Medical management of insulinoma consists of the initial pre-surgical treatment or achieving biochemical control in patients with unresectable tumors. Diazoxide, which inhibits insulin secretion and enhances glycogenolysis, may be the first-line treatment. Side effects, such as sodium retention, edema, congestive heart failure, or hirsutism, are observed, though these are usually not severe. The addition of diuretic benzothiadiazine, which improves the hyperglycaemic effect of diazoxide and reduces edema, should be considered. Glycaemic control can be achieved with calcium channel blockers, beta-adrenergic-receptor blocking drugs or glucocorticoids in selected patients (5). SSAs are an important part of insulinoma therapy due to their inhibition of secretion of insulin and anti-proliferating effects. SSAs slow down the progression of the disease and reduce the size of the tumor (5). Despite incomplete resection after numerous surgical procedures, SSAs maintained remission in our patient.

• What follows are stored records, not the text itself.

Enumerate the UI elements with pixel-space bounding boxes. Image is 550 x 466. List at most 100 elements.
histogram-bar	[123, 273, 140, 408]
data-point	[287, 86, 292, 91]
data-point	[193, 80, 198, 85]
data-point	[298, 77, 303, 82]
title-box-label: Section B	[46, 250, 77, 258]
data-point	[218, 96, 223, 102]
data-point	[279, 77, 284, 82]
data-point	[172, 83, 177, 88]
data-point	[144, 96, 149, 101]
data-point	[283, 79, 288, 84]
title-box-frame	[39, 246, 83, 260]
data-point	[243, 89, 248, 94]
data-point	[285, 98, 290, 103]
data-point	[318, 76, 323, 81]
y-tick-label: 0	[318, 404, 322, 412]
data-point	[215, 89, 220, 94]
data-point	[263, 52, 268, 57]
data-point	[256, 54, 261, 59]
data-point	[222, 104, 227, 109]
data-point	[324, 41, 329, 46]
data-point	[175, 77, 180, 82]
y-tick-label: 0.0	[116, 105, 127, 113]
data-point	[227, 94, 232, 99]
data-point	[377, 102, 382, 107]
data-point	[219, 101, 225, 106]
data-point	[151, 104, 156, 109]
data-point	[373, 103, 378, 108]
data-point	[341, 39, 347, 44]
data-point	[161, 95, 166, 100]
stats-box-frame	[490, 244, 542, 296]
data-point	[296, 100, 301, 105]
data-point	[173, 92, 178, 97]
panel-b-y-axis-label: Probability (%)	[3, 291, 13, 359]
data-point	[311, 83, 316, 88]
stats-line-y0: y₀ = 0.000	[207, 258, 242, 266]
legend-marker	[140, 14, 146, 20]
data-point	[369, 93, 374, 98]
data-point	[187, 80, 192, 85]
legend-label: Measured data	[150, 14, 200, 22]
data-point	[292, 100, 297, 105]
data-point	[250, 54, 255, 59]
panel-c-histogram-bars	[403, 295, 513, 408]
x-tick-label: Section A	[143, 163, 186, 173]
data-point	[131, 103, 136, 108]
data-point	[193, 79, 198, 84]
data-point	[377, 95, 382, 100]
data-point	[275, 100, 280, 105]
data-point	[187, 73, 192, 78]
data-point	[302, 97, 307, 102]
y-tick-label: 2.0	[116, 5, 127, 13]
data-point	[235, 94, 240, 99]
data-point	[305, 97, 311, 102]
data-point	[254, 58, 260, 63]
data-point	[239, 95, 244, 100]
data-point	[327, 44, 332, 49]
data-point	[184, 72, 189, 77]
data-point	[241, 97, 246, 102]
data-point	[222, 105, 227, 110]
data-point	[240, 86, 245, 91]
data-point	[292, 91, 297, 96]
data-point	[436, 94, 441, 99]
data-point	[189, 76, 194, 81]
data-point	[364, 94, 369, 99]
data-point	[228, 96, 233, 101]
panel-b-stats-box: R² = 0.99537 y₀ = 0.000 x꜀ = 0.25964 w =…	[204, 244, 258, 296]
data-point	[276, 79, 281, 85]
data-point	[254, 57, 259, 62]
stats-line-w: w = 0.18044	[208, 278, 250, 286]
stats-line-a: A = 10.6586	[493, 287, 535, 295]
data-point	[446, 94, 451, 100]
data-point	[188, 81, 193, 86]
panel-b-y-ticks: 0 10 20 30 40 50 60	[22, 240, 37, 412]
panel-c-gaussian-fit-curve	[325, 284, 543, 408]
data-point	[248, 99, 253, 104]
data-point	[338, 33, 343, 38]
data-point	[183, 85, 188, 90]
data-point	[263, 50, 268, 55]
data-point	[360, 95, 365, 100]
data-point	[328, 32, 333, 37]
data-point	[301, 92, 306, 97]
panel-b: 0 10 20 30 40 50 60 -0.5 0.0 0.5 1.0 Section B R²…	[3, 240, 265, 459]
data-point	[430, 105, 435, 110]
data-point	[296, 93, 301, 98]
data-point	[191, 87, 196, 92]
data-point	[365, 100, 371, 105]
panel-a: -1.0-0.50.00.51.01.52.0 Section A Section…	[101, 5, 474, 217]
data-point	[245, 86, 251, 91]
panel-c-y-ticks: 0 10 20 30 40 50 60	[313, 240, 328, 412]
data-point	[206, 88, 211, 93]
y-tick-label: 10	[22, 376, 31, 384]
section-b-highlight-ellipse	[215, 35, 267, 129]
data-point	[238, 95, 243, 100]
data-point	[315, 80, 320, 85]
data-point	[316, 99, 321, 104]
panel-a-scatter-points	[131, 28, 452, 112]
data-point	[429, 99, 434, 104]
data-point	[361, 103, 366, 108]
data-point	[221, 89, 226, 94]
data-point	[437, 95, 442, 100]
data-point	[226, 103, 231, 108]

For advanced, unresectable cases, other types of therapy, such as peptide receptor radionuclide therapy, tyrosine kinase inhibitors, and inhibitors of the mammalian target of rapamycin, or chemotherapy can still be used, especially in adults (5).

Conclusion

In conclusion, malignant insulinoma is a rare tumor in children. Surgical intervention remains the treatment of choice whenever possible. In case of incomplete resection or recurrence, multiple surgical interventions, pharmacological treatment, or chemotherapy should be considered. The risk of recurrence makes long-term follow-up mandatory. However, even with advanced, metastatic disease, current treatment options may facilitate maintenance of complete remission for many years, as in the presented patient.